Le pays compte quelque 1700 cas de COVID-19 confirmés et a enregistré 40 décès, selon les statistiques de l’université Johns Hopkins.

Plusieurs experts scientifiques ont critiqué la lenteur du gouvernement fédéral dans la distribution de kits de dépistage au début de l’épidémie, qui selon eux a permis à la maladie de se répandre sans être détectée.

Les tests étaient initialement réalisés uniquement au siège des Centres de contrôle des maladies (CDC), avant d’être étendus à des laboratoires de différents États américains. Mais certains kits distribués étaient défectueux et ont dû être modifiés.

Une réglementation empêchant les autorités des États de développer et utiliser leurs propres tests a été abrogée le 29 février.
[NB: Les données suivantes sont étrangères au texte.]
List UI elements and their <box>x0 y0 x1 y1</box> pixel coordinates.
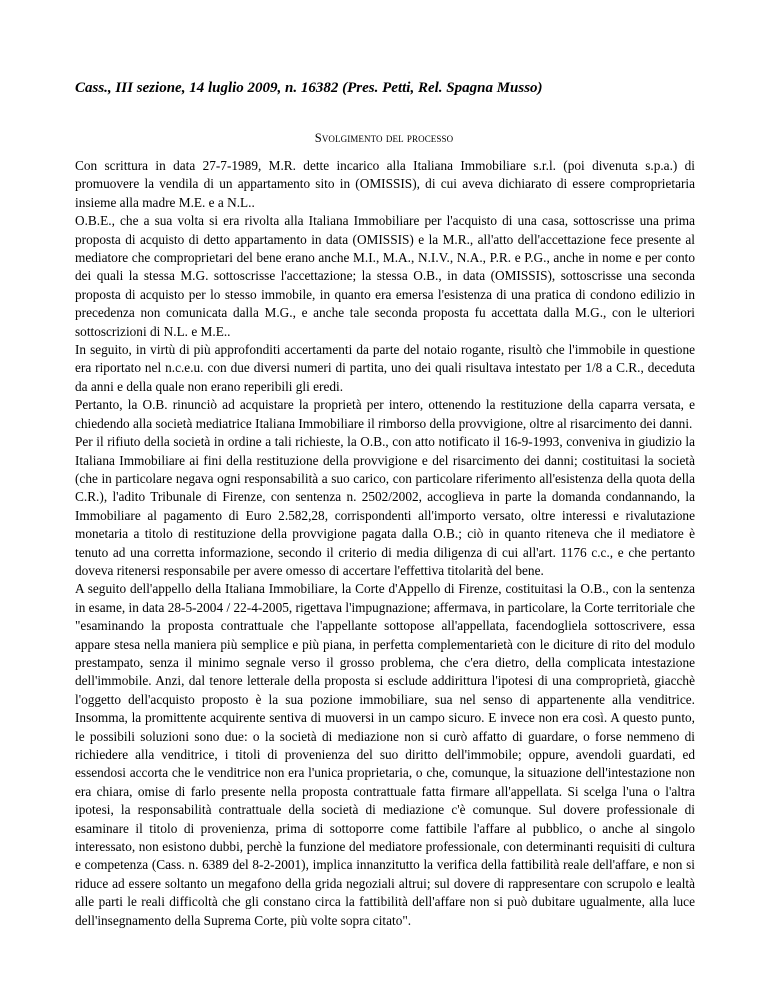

Des laboratoires privés ont depuis pu mettre sur le marché leurs produits.

Mais de nombreux Américains continuent à se plaindre de ne pas pouvoir se procurer de tests, même en montrant des signes d’infection.

Une ingénieure informatique de 39 ans habitant dans le nord de la Virginie a raconté à l’AFP qu’elle s’était rendue à l’hôpital le 10 mars, trois jours après avoir souffert des premiers symptômes du virus.  

Elle s’était récemment rendue en Égypte avec son petit-ami, et avait eu des contacts avec sa mère qui a développé des problèmes pulmonaires.

À l’hôpital, un médecin a suspecté une infection au nouveau coronavirus, sans pouvoir le confirmer, car les tests n’étaient pas disponibles.  

Il l’a finalement renvoyée chez elle en lui demandant de ne pas sortir.

Elle a plus tard été informée par l’hôpital que les tests de dépistage étaient rationnés, et qu’ils étaient en priorité destinés aux plus de 60 ans.

« J’ai des enfants, je vis avec des gens, j’ai un emploi, j’ai des responsabilités dans mon quartier, mais je n’ai pas de réponses à mes questions et je dois m’isoler de tout le monde », a expliqué Amy, qui ne souhaite pas être identifiée.

Le vice-président Mike Pence a indiqué récemment qu’un million de kits étaient disponibles et que des millions d’autres seraient disponibles rapidement.  

Mais le directeur des Centres de contrôle et de prévention des maladies (CDC), Robert Redfield, a précisé jeudi que ces kits n’étaient pas encore opérationnels.